LukasHats commented 1 month ago

Description of feature

Dear @marcovarrone,

Thanks for providing CellCharter! Concerning the CODEX tutorial, could you give a suggestion on what dimensionality reduction method should be used, is a standard sc.pp.pca enough or is trVAE recommended (which seems to be a bit deprecated at least the repository points towardscarches? Further, why do you scale per image? Is this necessary or generally necessary for marker-based neighborhood detection? What would happen if raw values or e.g. z-score normalized values are used?

Thanks!

marcovarrone commented 1 month ago

Hi @LukasHats, good question! Based on some quick tests done on scRNA-seq, PCA was working but more complex and informative embeddings were improving the results quite a bit.

The original trVAE repository is deprecated but not it's implementation inside scArches, and we are using that one as you can see here.
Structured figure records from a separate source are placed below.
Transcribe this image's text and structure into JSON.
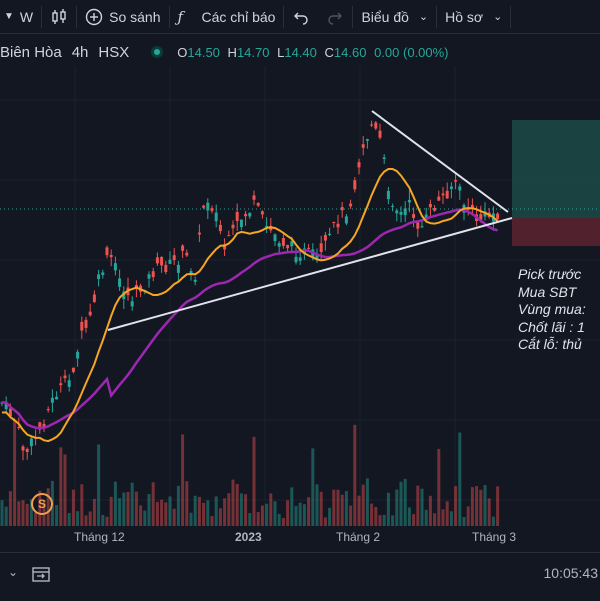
{
  "toolbar": {
    "interval_label": "W",
    "compare_label": "So sánh",
    "indicators_label": "Các chỉ báo",
    "layout_label": "Biểu đồ",
    "profile_label": "Hồ sơ"
  },
  "legend": {
    "symbol": "Biên Hòa",
    "interval": "4h",
    "exchange": "HSX",
    "o_label": "O",
    "o": "14.50",
    "h_label": "H",
    "h": "14.70",
    "l_label": "L",
    "l": "14.40",
    "c_label": "C",
    "c": "14.60",
    "change": "0.00 (0.00%)"
  },
  "note": {
    "line1": "Pick trước",
    "line2": "Mua SBT",
    "line3": "Vùng mua:",
    "line4": "Chốt lãi : 1",
    "line5": "Cắt lỗ: thủ"
  },
  "time_axis": {
    "labels": [
      "Tháng 12",
      "2023",
      "Tháng 2",
      "Tháng 3"
    ]
  },
  "event_badge": "S",
  "clock": "10:05:43",
  "colors": {
    "up": "#26a69a",
    "down": "#ef5350",
    "ma_fast": "#f5a623",
    "ma_slow": "#9c27b0",
    "trendline": "#e0e3eb",
    "background": "#131722"
  },
  "chart_data": {
    "type": "candlestick",
    "x_labels": [
      "Tháng 12",
      "2023",
      "Tháng 2",
      "Tháng 3"
    ],
    "last_close": 14.6,
    "ma_fast_color": "#f5a623",
    "ma_slow_color": "#9c27b0"
  }
}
Scaling is important when you use PCA or trVAE to make sure that every feature is weighted equally. I would not suggest scaling per sample anymore, so of you scale, do it across all samples.

Remember that if you don't have batch effects and you don't have 100s and 100s of markers, you could also try running CellCharter without dimensionality reduction!
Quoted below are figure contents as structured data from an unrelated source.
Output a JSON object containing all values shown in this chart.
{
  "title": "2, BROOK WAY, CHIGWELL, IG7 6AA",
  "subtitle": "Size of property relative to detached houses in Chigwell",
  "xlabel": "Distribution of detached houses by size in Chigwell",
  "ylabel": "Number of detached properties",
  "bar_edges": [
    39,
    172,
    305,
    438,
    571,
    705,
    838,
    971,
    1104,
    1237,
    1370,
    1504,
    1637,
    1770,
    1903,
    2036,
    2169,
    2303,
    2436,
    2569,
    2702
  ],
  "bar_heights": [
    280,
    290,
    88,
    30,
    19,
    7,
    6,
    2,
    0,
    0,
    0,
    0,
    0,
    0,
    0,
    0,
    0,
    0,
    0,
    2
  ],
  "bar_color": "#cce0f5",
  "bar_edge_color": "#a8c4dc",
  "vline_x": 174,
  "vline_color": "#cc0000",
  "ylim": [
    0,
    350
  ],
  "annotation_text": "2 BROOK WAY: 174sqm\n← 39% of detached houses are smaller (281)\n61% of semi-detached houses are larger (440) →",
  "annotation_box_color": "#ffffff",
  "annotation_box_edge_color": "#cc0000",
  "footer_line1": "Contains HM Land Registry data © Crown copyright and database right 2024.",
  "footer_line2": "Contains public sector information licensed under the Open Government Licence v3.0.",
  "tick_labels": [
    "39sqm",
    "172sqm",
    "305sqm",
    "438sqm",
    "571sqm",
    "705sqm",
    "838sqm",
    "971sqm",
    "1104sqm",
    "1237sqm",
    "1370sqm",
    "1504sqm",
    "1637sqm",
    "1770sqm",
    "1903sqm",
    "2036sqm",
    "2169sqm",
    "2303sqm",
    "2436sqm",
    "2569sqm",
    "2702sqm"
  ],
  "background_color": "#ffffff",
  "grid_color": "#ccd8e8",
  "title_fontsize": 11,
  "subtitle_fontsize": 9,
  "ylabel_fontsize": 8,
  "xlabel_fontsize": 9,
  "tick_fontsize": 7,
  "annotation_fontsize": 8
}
LukasHats commented 1 month ago

Hez @marcovarrone,

thanks a lot for the quick answer and the insights, much appreciated! 3/4 follow-up questions: 1) Would scaling be used if no dimensionality reduction is performed? 2) If batch effects are present, we address this only by the dimensionality reduction right? 3) Would you share your comment on this approach: For IMC images, people often use z-score normalized marker expressions to remove batch effects etc. Would it be an idea to put in Z-score values in CellCharter without dimensionality reduction? 4) If I understood you correctly, scale across all samples means just running sc.pp.scale on the complete adata as classically performed in scanpy?
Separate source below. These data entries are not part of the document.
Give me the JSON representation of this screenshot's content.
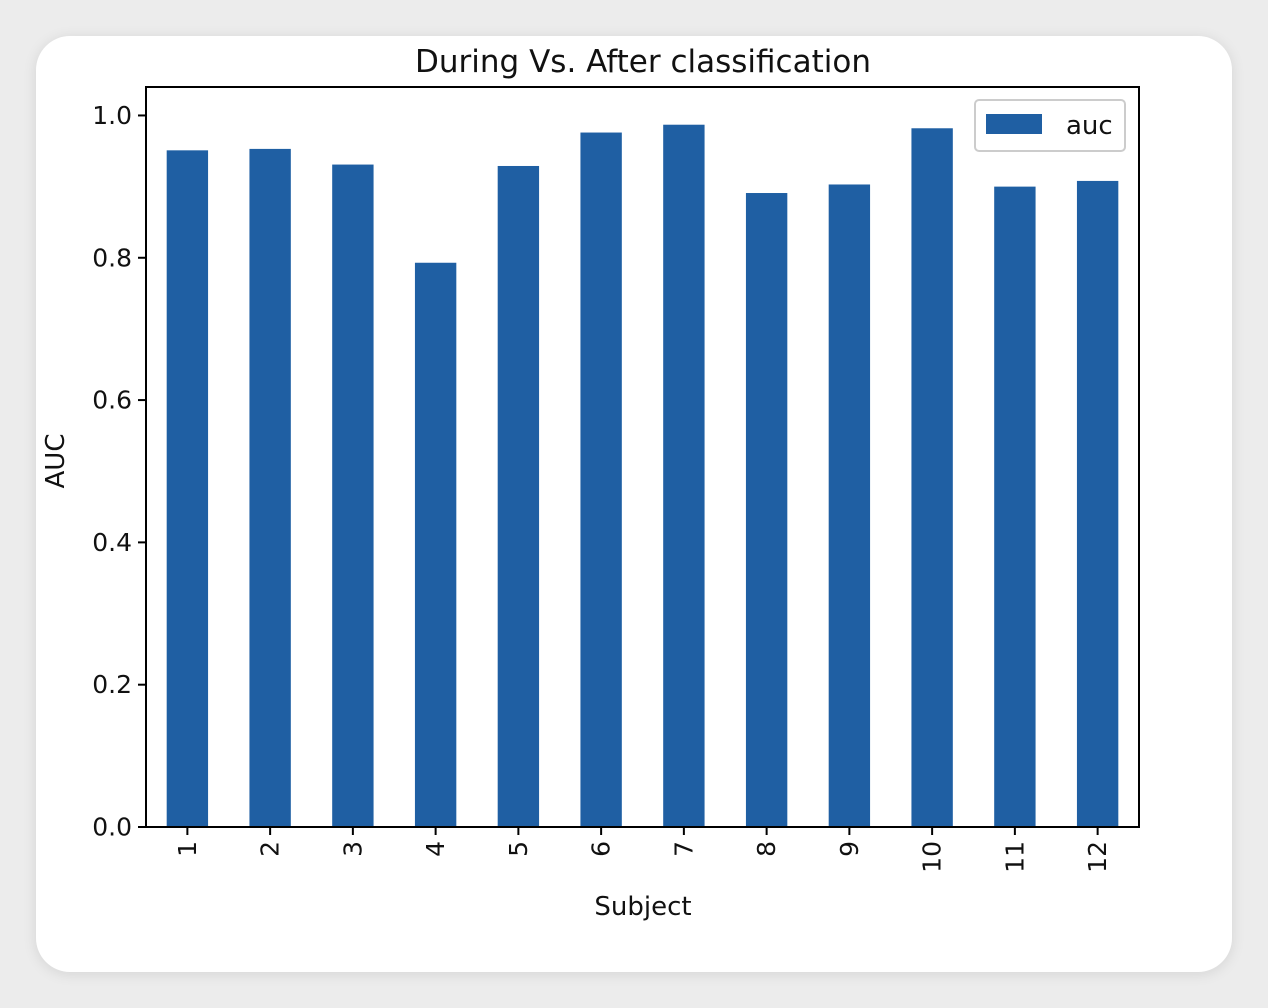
{
  "chart_data": {
    "type": "bar",
    "title": "During Vs. After classification",
    "xlabel": "Subject",
    "ylabel": "AUC",
    "categories": [
      "1",
      "2",
      "3",
      "4",
      "5",
      "6",
      "7",
      "8",
      "9",
      "10",
      "11",
      "12"
    ],
    "series": [
      {
        "name": "auc",
        "color": "#1f5fa3",
        "values": [
          0.951,
          0.953,
          0.931,
          0.793,
          0.929,
          0.976,
          0.987,
          0.891,
          0.903,
          0.982,
          0.9,
          0.908
        ]
      }
    ],
    "ylim": [
      0,
      1.04
    ],
    "yticks": [
      "0.0",
      "0.2",
      "0.4",
      "0.6",
      "0.8",
      "1.0"
    ],
    "grid": false,
    "legend_position": "top-right",
    "x_tick_rotation": "vertical"
  }
}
Thanks a lot for help, excited to run it soon!

marcovarrone commented 1 month ago

Hi @LukasHats,

  1. In theory it shouldn't be necessary. The clustering is done using a Gaussian Mixture Model that shouldn't be sensitive to different scales of the features because it fits a mean and a variance value for each feature. However, sometimes I obtained slightly different results with and without scaling, but I never had the time to understand it this was because of the randomness that all spatial domain identification methods have (including CellCharter).
  2. If you are interested in protein-based experiments there is no well-established method for batch correction. For now, the best approach I found is to use trVAE with/without batch correction. As long as a batch correction method returns embeddings, then it should be usable as a batch correction method for CellCharter.
  3. I am not an expert in IMC. I would say intuitively that z-score normalization across the whole dataset doesn't correct any batch effect, because it doesn't change any relationship between features from different samples/batches. If you do z-score normalization for each sample/batch, you will for sure remove batch effects, but it also risks removing a lot of biological variation if the cell populations are very different between batches. That's why I discouraged using it. In our CODEX samples, the populations were not that different between images so it wasn't a problem (I would still not do it in insight).
  4. Yes, correct!

Let me know what you think about it :)

LukasHats commented 1 month ago

Thanks so much, also for the excursus on batch effect removal. Will close for now and open if I encounter problems.